O urbanista Carlo Ratti: "Milão é um laboratório, mas depois de anos de pressa, agora é preciso equilíbrio."

Milão, 20 de julho de 2025 – “Cidades são invenções esplêndidas”, afirma Carlo Ratti, arquiteto, urbanista, professor do MIT em Boston e da Universidade Politécnica de Milão, cofundador do escritório internacional CRA-Carlo Ratti Associati e curador da 19ª Exposição Internacional de Arquitetura da Bienal de Veneza . “Elas nos permitem fazer coisas juntos que não poderíamos fazer de outra forma.”
E Milão, argumenta ele, outrora uma cidade industrial sombria, "foi, na última década, a única na Itália capaz de desempenhar um papel significativo no cenário mundial.
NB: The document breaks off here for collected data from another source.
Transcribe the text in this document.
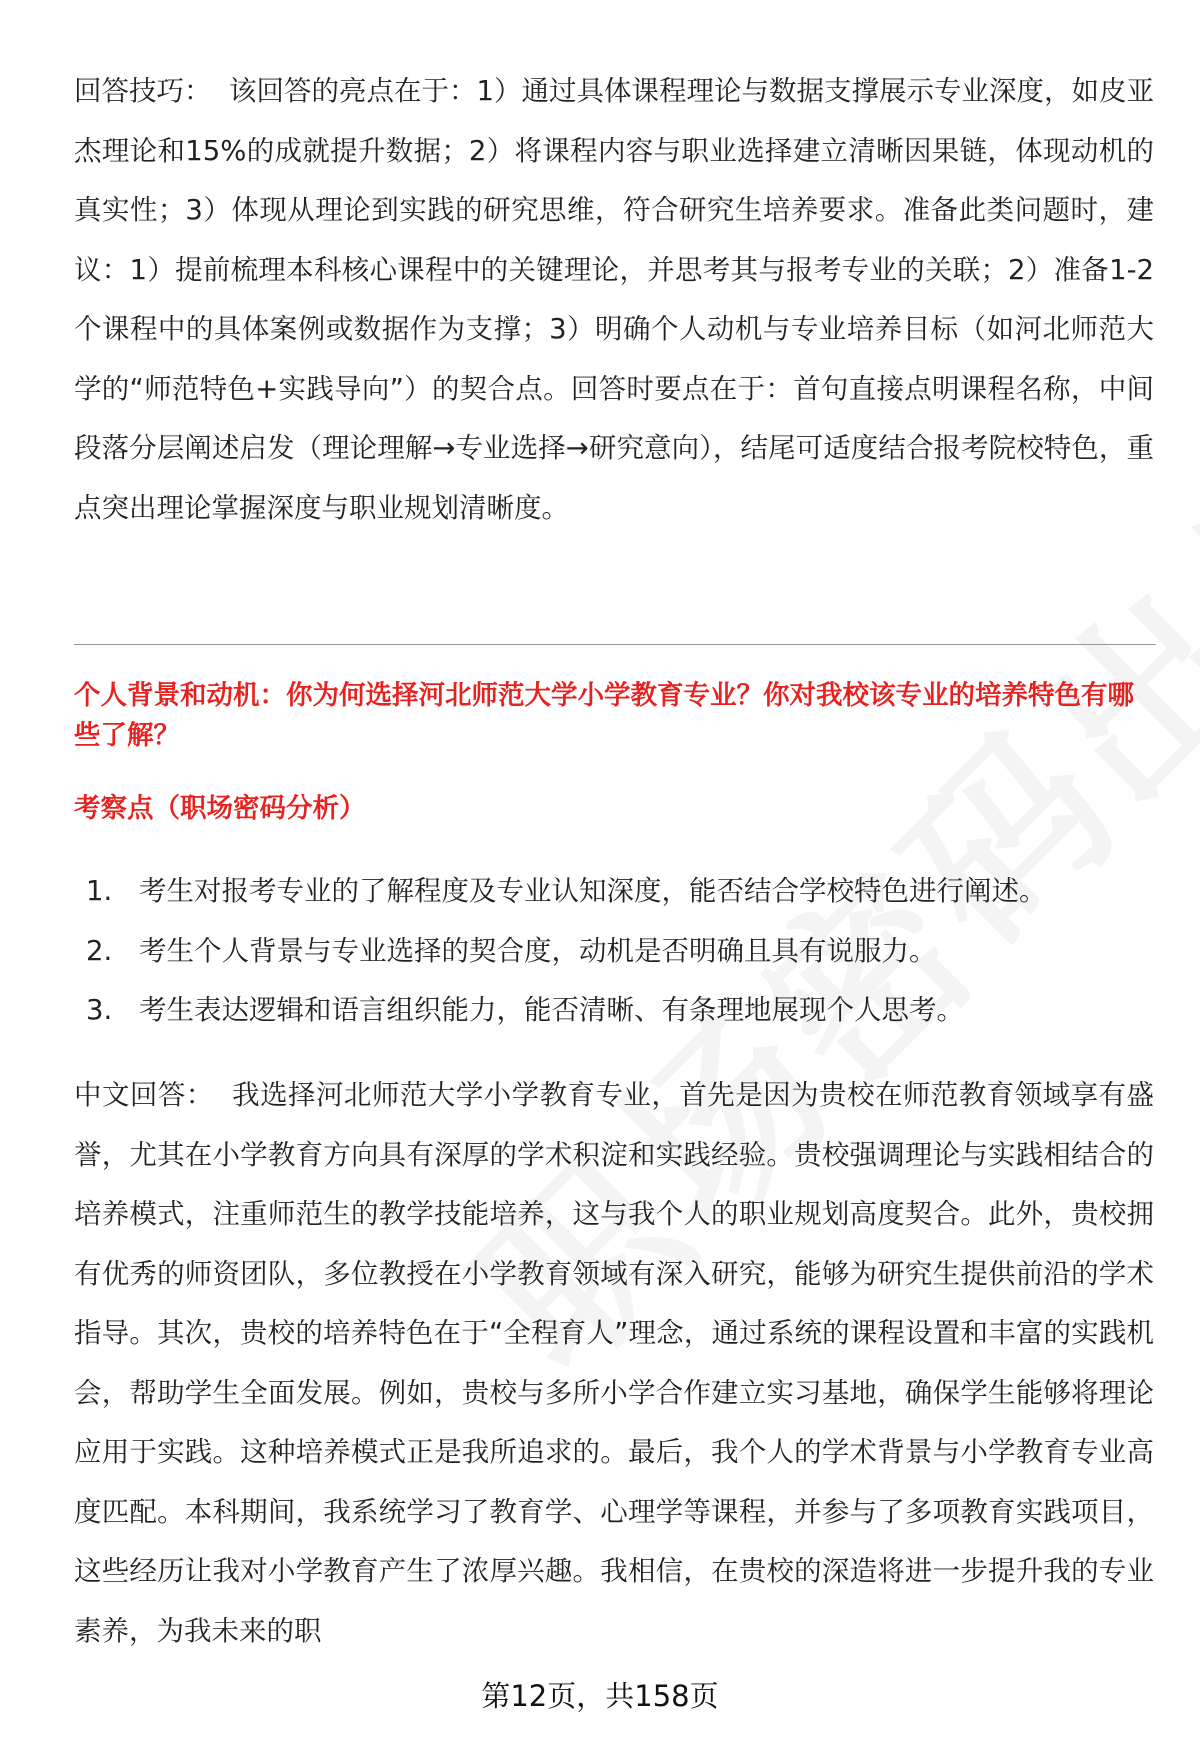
回答技巧： 该回答的亮点在于：1）通过具体课程理论与数据支撑展示专业深度，如皮亚杰理论和15%的成就提升数据；2）将课程内容与职业选择建立清晰因果链，体现动机的真实性；3）体现从理论到实践的研究思维，符合研究生培养要求。准备此类问题时，建议：1）提前梳理本科核心课程中的关键理论，并思考其与报考专业的关联；2）准备1-2个课程中的具体案例或数据作为支撑；3）明确个人动机与专业培养目标（如河北师范大学的“师范特色+实践导向”）的契合点。回答时要点在于：首句直接点明课程名称，中间段落分层阐述启发（理论理解→专业选择→研究意向），结尾可适度结合报考院校特色，重点突出理论掌握深度与职业规划清晰度。

个人背景和动机：你为何选择河北师范大学小学教育专业？你对我校该专业的培养特色有哪些了解？
考察点（职场密码分析）
1. 考生对报考专业的了解程度及专业认知深度，能否结合学校特色进行阐述。
2. 考生个人背景与专业选择的契合度，动机是否明确且具有说服力。
3. 考生表达逻辑和语言组织能力，能否清晰、有条理地展现个人思考。

中文回答： 我选择河北师范大学小学教育专业，首先是因为贵校在师范教育领域享有盛誉，尤其在小学教育方向具有深厚的学术积淀和实践经验。贵校强调理论与实践相结合的培养模式，注重师范生的教学技能培养，这与我个人的职业规划高度契合。此外，贵校拥有优秀的师资团队，多位教授在小学教育领域有深入研究，能够为研究生提供前沿的学术指导。其次，贵校的培养特色在于“全程育人”理念，通过系统的课程设置和丰富的实践机会，帮助学生全面发展。例如，贵校与多所小学合作建立实习基地，确保学生能够将理论应用于实践。这种培养模式正是我所追求的。最后，我个人的学术背景与小学教育专业高度匹配。本科期间，我系统学习了教育学、心理学等课程，并参与了多项教育实践项目，这些经历让我对小学教育产生了浓厚兴趣。我相信，在贵校的深造将进一步提升我的专业素养，为我未来的职

第12页，共158页
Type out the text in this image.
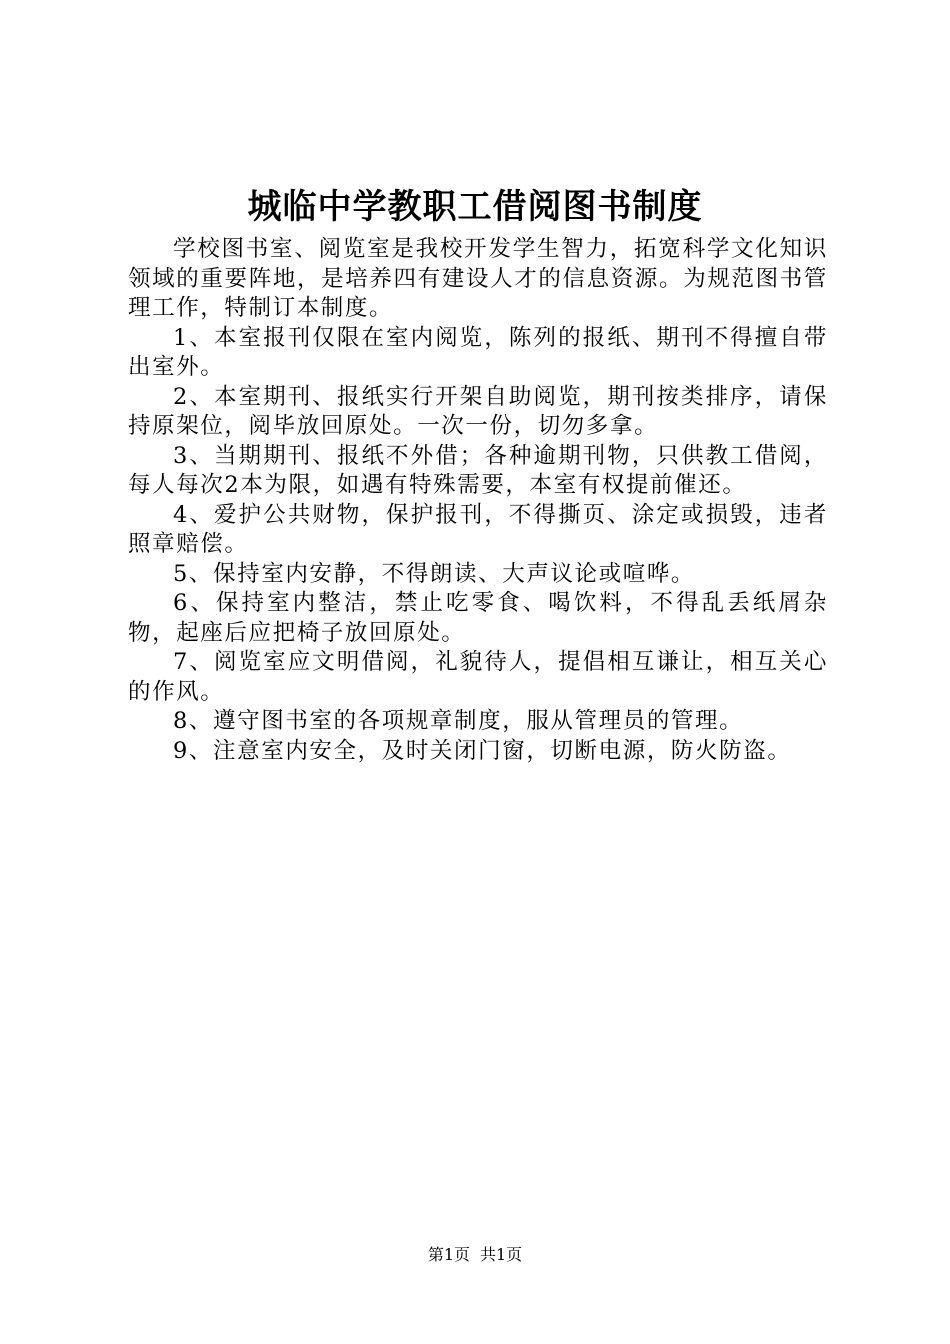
城临中学教职工借阅图书制度

学校图书室、阅览室是我校开发学生智力，拓宽科学文化知识领域的重要阵地，是培养四有建设人才的信息资源。为规范图书管理工作，特制订本制度。

1、本室报刊仅限在室内阅览，陈列的报纸、期刊不得擅自带出室外。

2、本室期刊、报纸实行开架自助阅览，期刊按类排序，请保持原架位，阅毕放回原处。一次一份，切勿多拿。

3、当期期刊、报纸不外借；各种逾期刊物，只供教工借阅，每人每次2本为限，如遇有特殊需要，本室有权提前催还。

4、爱护公共财物，保护报刊，不得撕页、涂定或损毁，违者照章赔偿。

5、保持室内安静，不得朗读、大声议论或喧哗。

6、保持室内整洁，禁止吃零食、喝饮料，不得乱丢纸屑杂物，起座后应把椅子放回原处。

7、阅览室应文明借阅，礼貌待人，提倡相互谦让，相互关心的作风。

8、遵守图书室的各项规章制度，服从管理员的管理。

9、注意室内安全，及时关闭门窗，切断电源，防火防盗。

第1页 共1页
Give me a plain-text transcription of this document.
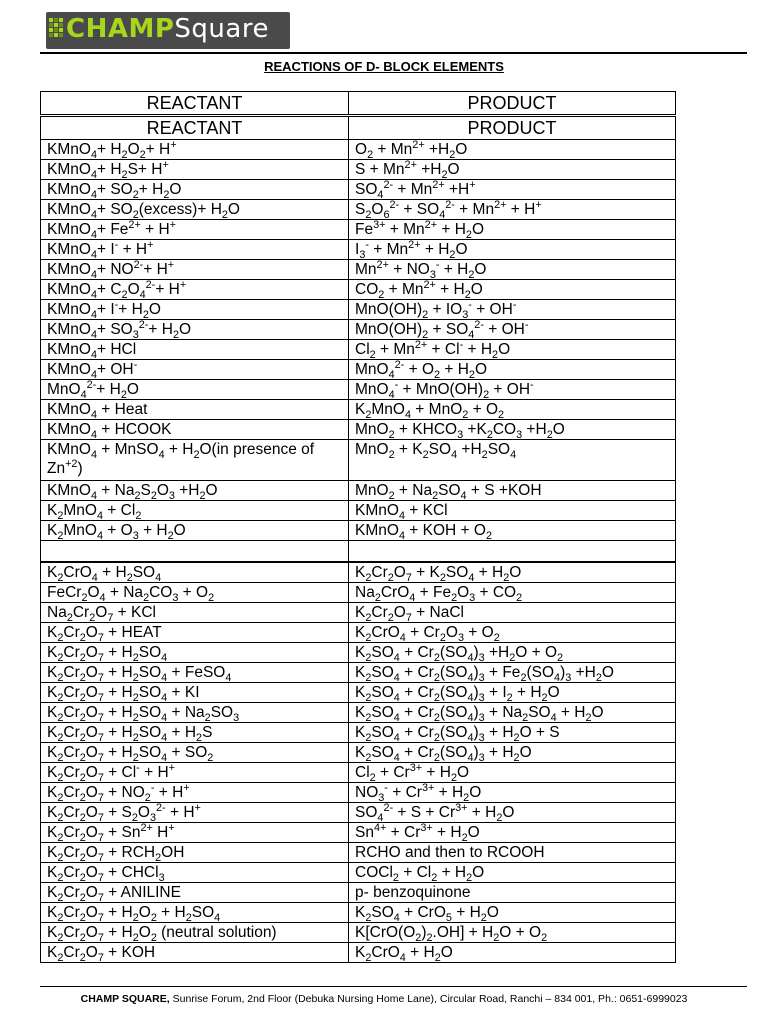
CHAMPSquare
REACTIONS OF D- BLOCK ELEMENTS
REACTANT	PRODUCT
REACTANT	PRODUCT
KMnO$_4$+ $H_2O_2+ H^+$	$O_2 + Mn^{2+} +H_2O$
KMnO$_4$+ $H_2S+ H^+$	$S + Mn^{2+} +H_2O$
KMnO$_4$+ $SO_2+ H_2O$	$SO_4^{2-} + Mn^{2+} +H^+$
KMnO$_4$+ $SO_2(excess)+ H_2O$	$S_2O_6^{2-} + SO_4^{2-} + Mn^{2+} + H^+$
KMnO$_4$+ $Fe^{2+} + H^+$	$Fe^{3+} + Mn^{2+} + H_2O$
KMnO$_4$+ I- + H+	$I_3^- + Mn^{2+} + H_2O$
KMnO$_4$+ $NO^{2-}+ H^+$	$Mn^{2+} + NO_3^- + H_2O$
KMnO$_4$+ $C_2O_4^{2-}+ H^+$	$CO_2 + Mn^{2+} + H_2O$
KMnO$_4$+ $I^-+ H_2O$	$MnO(OH)_2 + IO_3^- + OH^-$
KMnO$_4$+ $SO_3^{2-}+ H_2O$	$MnO(OH)_2 + SO_4^{2-} + OH^-$
KMnO$_4$+ HCl	$Cl_2 + Mn^{2+} + Cl^- + H_2O$
KMnO$_4$+ OH-	$MnO_4^{2-} + O_2 + H_2O$
$MnO_4^{2-}+ H_2O$	$MnO_4^- + MnO(OH)_2 + OH^-$
KMnO$_4$ + Heat	$K_2MnO_4 + MnO_2 + O_2$
KMnO$_4$ + HCOOK	$MnO_2 + KHCO_3 +K_2CO_3 +H_2O$
KMnO$_4$ + MnSO$_4$ + $H_2O(in$ presence of $Zn^{+2}$)	$MnO_2 + K_2SO_4 +H_2SO_4$
KMnO$_4$ + $Na_2S_2O_3 +H_2O$	$MnO_2 + Na_2SO_4 + S +KOH$
$K_2MnO_4 + Cl_2$	KMnO$_4$ + KCl
$K_2MnO_4 + O_3 + H_2O$	KMnO$_4$ + KOH + $O_2$

$K_2CrO_4 + H_2SO_4$	$K_2Cr_2O_7 + K_2SO_4 + H_2O$
$FeCr_2O_4 + Na_2CO_3 + O_2$	$Na_2CrO_4 + Fe_2O_3 + CO_2$
$Na_2Cr_2O_7$ + KCl	$K_2Cr_2O_7$ + NaCl
$K_2Cr_2O_7$ + HEAT	$K_2CrO_4 + Cr_2O_3 + O_2$
$K_2Cr_2O_7 + H_2SO_4$	$K_2SO_4 + Cr_2(SO_4)_3 +H_2O + O_2$
$K_2Cr_2O_7 + H_2SO_4$ + FeSO$_4$	$K_2SO_4 + Cr_2(SO_4)_3 + Fe_2(SO_4)_3 +H_2O$
$K_2Cr_2O_7 + H_2SO_4$ + KI	$K_2SO_4 + Cr_2(SO_4)_3 + I_2 + H_2O$
$K_2Cr_2O_7 + H_2SO_4 + Na_2SO_3$	$K_2SO_4 + Cr_2(SO_4)_3 + Na_2SO_4 + H_2O$
$K_2Cr_2O_7 + H_2SO_4 + H_2S$	$K_2SO_4 + Cr_2(SO_4)_3 + H_2O + S$
$K_2Cr_2O_7 + H_2SO_4 + SO_2$	$K_2SO_4 + Cr_2(SO_4)_3 + H_2O$
$K_2Cr_2O_7 + Cl^- + H^+$	$Cl_2 + Cr^{3+} + H_2O$
$K_2Cr_2O_7 + NO_2^- + H^+$	$NO_3^- + Cr^{3+} + H_2O$
$K_2Cr_2O_7 + S_2O_3^{2-} + H^+$	$SO_4^{2-} + S + Cr^{3+} + H_2O$
$K_2Cr_2O_7 + Sn^{2+}$ H+	$Sn^{4+} + Cr^{3+} + H_2O$
$K_2Cr_2O_7 + RCH_2OH$	RCHO and then to RCOOH
$K_2Cr_2O_7$ + CHCl$_3$	COCl$_2$ + $Cl_2 + H_2O$
$K_2Cr_2O_7$ + ANILINE	p- benzoquinone
$K_2Cr_2O_7 + H_2O_2 + H_2SO_4$	$K_2SO_4 + CrO_5 + H_2O$
$K_2Cr_2O_7 + H_2O_2$ (neutral solution)	$K[CrO(O_2)_2.OH] + H_2O + O_2$
$K_2Cr_2O_7$ + KOH	$K_2CrO_4 + H_2O$
CHAMP SQUARE, Sunrise Forum, 2nd Floor (Debuka Nursing Home Lane), Circular Road, Ranchi – 834 001, Ph.: 0651-6999023
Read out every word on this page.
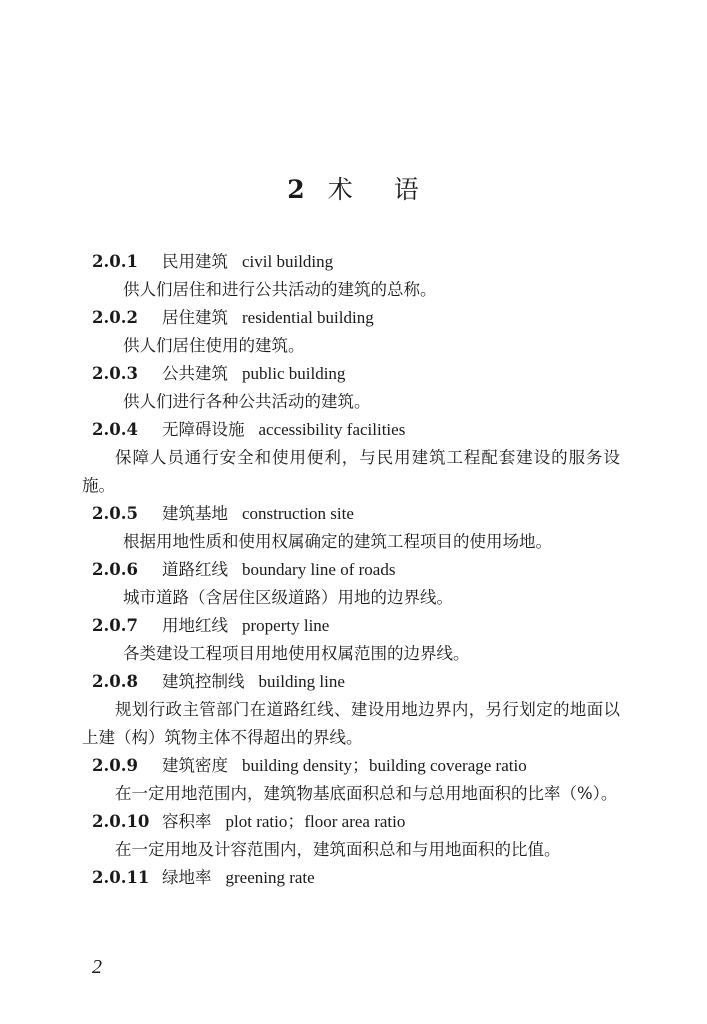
2 术 语
2.0.1 民用建筑 civil building
供人们居住和进行公共活动的建筑的总称。
2.0.2 居住建筑 residential building
供人们居住使用的建筑。
2.0.3 公共建筑 public building
供人们进行各种公共活动的建筑。
2.0.4 无障碍设施 accessibility facilities
保障人员通行安全和使用便利，与民用建筑工程配套建设的服务设施。
2.0.5 建筑基地 construction site
根据用地性质和使用权属确定的建筑工程项目的使用场地。
2.0.6 道路红线 boundary line of roads
城市道路（含居住区级道路）用地的边界线。
2.0.7 用地红线 property line
各类建设工程项目用地使用权属范围的边界线。
2.0.8 建筑控制线 building line
规划行政主管部门在道路红线、建设用地边界内，另行划定的地面以上建（构）筑物主体不得超出的界线。
2.0.9 建筑密度 building density；building coverage ratio
在一定用地范围内，建筑物基底面积总和与总用地面积的比率（%）。
2.0.10 容积率 plot ratio；floor area ratio
在一定用地及计容范围内，建筑面积总和与用地面积的比值。
2.0.11 绿地率 greening rate
2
Sua capacidade de atuar como um laboratório foi recompensada". E é dessa perspectiva que Ratti parte, independentemente das questões legais. "Podemos debater se um novo arranha-céu é bonito ou feio, mas, no nível urbano, a mudança foi positiva."

Arquiteto, o que você acha do que está acontecendo em Milão?
Tenho acompanhado a história principalmente pelos jornais, especialmente nos Estados Unidos — acabei de voltar de Nova York ontem. Parece-me que há dois níveis a considerar: de um lado, o aspecto judicial , que o judiciário deve abordar. De outro, um problema social mais profundo: após anos de crescimento, Milão corre o risco de se tornar excessivamente exclusiva para seus próprios moradores. Mas toda crise também é uma oportunidade. Depois da correria, talvez seja hora de parar e pensar: para onde Milão quer ir amanhã?
Este parece ser o cerne do problema.
Como arquiteto e urbanista, vejo claramente um problema estrutural: as normas de planejamento urbano na Itália são um labirinto de regras , muitas vezes opacas e contraditórias. Um sistema tão complexo é suscetível a abusos. Um grande esforço de simplificação é necessário, tanto em nível nacional quanto local. Poderia ser um programa bipartidário com impactos muito positivos.

Um exemplo concreto?
Novas ferramentas digitais podem ajudar a tornar os processos mais rápidos e transparentes, como ensina Singapura. Além disso, a separação rígida entre funções urbanas — habitação, escritórios, comércio — é uma relíquia do século XX que faz pouco sentido hoje, especialmente após as mudanças na maneira como vivemos e trabalhamos trazidas pela Covid . Em um estudo conduzido no MIT com o economista Ed Glaeser, vimos que a remoção de certas restrições de planejamento urbano ajuda a criar cidades mais habitáveis. Precisamos de um planejamento urbano mais transparente, baseado em alguns princípios claros. Eu começaria com isto: dado que na Itália a população permanece inalterada e os padrões também, consumo zero de terra, em todos os lugares.
Corremos o risco de jogar fora o modelo de um Milão finalmente europeu...
O sucesso de Milão nos últimos dez anos é evidente . É a única cidade verdadeiramente global da Itália, uma porta de entrada para a Europa e um ímã para talentos internacionais graças a universidades como a Universidade Politécnica de Milão e a Universidade Bocconi.
Mas uma cidade bem-sucedida precisa necessariamente ser uma cidade para os ricos?
Não, mas o sucesso urbano tem um preço. Isso acontece desde que as cidades surgiram, há cerca de 10.000 anos: quando uma área urbana é bem-sucedida e atrai pessoas, os bens se tornam escassos – terra em primeiro lugar – e os preços sobem. É um problema, claro, mas como dizem em inglês: "um bom problema para se ter". A alternativa é o declínio, o despovoamento. Pense em Detroit ou Cleveland.
Uma perspectiva assustadora. Quais são as medidas corretivas?
Precisamos evitar a criação de bolhas especulativas, como as do mercado de ações. E, além disso, existem ferramentas eficazes para garantir o equilíbrio da civitas, a comunidade cidadã. Incentivos para construir mais se cotas de moradia forem alocadas a preços subsidiados. Uma forma de equilibrar crescimento e inclusão.
E então?
Ouvir os cidadãos alavancando a inteligência coletiva. Implementar medidas corretivas que consolidem, sem negar, o sucesso dos modelos de Milão e Lombardia. Construir o futuro é sempre uma questão de escolhas.